Viviamo in un contesto in continuo cambiamento, un cambiamento che spesso è difficile rincorrere, ma necessario per la sopravvivenza. Cosa devono fare le aziende per sopravvivere al cambiamento e alla complessità del contesto?
Dovrebbero fare quello per cui sono nate: vedere i problemi e trasformarli in soluzioni. Un nostro cliente d’agenzia, per esempio, ha un CEO decisamente attento ai cambiamenti. Quando è entrato in azienda ha fatto sostituire tutti i vecchi computer con laptop di ultima generazione, ha dato a tutti la possibilità di connettersi ovunque fossero, ha adottato lo smart working in tempi non sospetti.
Quando è arrivata la pandemia, dal punto di vista operativo, credo non se ne siano quasi accorti. Sopravvivere significa comunque annaspare, avere il fiato corto. E con il fiato corto non vai lontano. Anticipare il futuro significa rendersi conto che è già arrivato e che per farti accogliere nel migliore dei modi, devi abbracciarlo.
Cosa devono fare le persone?
Qui la questione è decisamente più complicata.
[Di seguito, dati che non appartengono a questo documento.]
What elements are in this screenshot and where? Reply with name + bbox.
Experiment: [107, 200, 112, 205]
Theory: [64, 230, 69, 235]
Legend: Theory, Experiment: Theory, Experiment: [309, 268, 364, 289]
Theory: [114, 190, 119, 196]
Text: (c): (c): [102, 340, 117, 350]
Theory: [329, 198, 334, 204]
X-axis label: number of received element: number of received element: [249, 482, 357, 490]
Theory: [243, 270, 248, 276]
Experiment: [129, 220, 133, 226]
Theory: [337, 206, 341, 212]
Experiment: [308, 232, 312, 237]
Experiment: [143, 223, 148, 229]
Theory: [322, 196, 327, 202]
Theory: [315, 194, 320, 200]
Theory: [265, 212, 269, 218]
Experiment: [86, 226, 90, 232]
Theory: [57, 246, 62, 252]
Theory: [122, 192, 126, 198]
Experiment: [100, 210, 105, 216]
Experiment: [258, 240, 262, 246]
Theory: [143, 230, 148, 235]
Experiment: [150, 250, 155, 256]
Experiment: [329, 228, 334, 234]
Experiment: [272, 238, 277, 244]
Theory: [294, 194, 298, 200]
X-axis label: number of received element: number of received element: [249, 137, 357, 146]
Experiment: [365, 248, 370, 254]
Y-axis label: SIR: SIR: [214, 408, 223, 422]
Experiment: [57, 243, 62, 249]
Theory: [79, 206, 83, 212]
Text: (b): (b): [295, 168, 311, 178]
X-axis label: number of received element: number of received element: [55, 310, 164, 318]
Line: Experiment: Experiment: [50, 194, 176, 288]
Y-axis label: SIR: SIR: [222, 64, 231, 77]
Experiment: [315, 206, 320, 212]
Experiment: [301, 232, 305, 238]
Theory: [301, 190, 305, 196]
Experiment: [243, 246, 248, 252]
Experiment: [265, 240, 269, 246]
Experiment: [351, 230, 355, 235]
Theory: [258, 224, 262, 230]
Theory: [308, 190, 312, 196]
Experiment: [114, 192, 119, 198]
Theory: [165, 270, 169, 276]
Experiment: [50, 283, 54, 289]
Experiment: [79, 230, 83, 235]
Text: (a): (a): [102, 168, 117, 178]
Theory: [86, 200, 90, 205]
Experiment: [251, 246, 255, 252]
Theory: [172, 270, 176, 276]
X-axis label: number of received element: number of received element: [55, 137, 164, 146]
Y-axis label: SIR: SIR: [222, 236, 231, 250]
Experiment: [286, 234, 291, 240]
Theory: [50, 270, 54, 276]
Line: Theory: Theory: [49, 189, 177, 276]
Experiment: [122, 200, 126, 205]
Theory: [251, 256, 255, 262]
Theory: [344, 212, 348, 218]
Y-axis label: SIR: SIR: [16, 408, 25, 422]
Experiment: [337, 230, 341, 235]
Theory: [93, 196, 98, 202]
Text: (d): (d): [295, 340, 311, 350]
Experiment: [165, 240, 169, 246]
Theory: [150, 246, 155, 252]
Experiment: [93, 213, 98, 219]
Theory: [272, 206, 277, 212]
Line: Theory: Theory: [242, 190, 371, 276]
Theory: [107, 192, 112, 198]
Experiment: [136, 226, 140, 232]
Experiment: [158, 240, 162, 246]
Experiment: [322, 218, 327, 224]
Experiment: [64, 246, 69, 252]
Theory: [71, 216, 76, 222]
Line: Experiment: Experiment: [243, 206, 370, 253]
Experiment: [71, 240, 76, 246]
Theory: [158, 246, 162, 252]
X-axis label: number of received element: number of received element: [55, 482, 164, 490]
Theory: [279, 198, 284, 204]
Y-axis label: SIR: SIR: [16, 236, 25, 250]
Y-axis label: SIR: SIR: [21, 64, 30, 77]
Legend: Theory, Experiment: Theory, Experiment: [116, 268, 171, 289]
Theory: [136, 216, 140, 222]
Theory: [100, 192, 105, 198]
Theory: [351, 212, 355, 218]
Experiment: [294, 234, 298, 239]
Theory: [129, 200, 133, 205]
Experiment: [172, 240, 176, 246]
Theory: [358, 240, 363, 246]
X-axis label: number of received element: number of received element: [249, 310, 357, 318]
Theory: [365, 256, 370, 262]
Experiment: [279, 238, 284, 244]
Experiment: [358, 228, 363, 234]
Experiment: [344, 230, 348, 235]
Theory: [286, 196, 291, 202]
Le persone sono le vite che vivono, gli impegni e gli obblighi che hanno, le ambizioni che perseguono, anche quando si tratta di rifare il bagno di casa. Anche quella è un’ambizione. E per realizzarla, devi poter guadagnare abbastanza. Quindi, io non credo mai molto a quelli che dicono: ho mollato tutto, preferisco vivere con poco ma essere felice. Quello è vivere alla giornata, pensando che i giorni saranno tutti uguali, mentre invece sono tutti potenzialmente imprevedibili.
Io una quadra non l’ho ancora trovata.
“Le persone sono le vite che vivono, gli impegni e gli obblighi che hanno, le ambizioni che perseguono. E per realizzarle, devi poter guadagnare abbastanza.”
Quali saranno le skills imprescindibili per le aziende e per le persone nel prossimo futuro?
Ne basta una fondamentale: guardare oltre . Oltre se stessi. Oltre i luoghi comuni. Oltre la paura del nuovo.
Oltre se stessi , perché ci obbliga a vederci da fuori e scoprire che spesso non abbiamo né i pregi né i difetti che ci assegniamo da soli.
Oltre i luoghi comuni , perché onestamente servono solo a spaventare o a lasciare che tutto ciò che c’è di sbagliato resti tale e quale.
Oltre la paura del nuovo , perché è delle cose vecchie che dovremmo aver paura visto come è andato il mondo finora.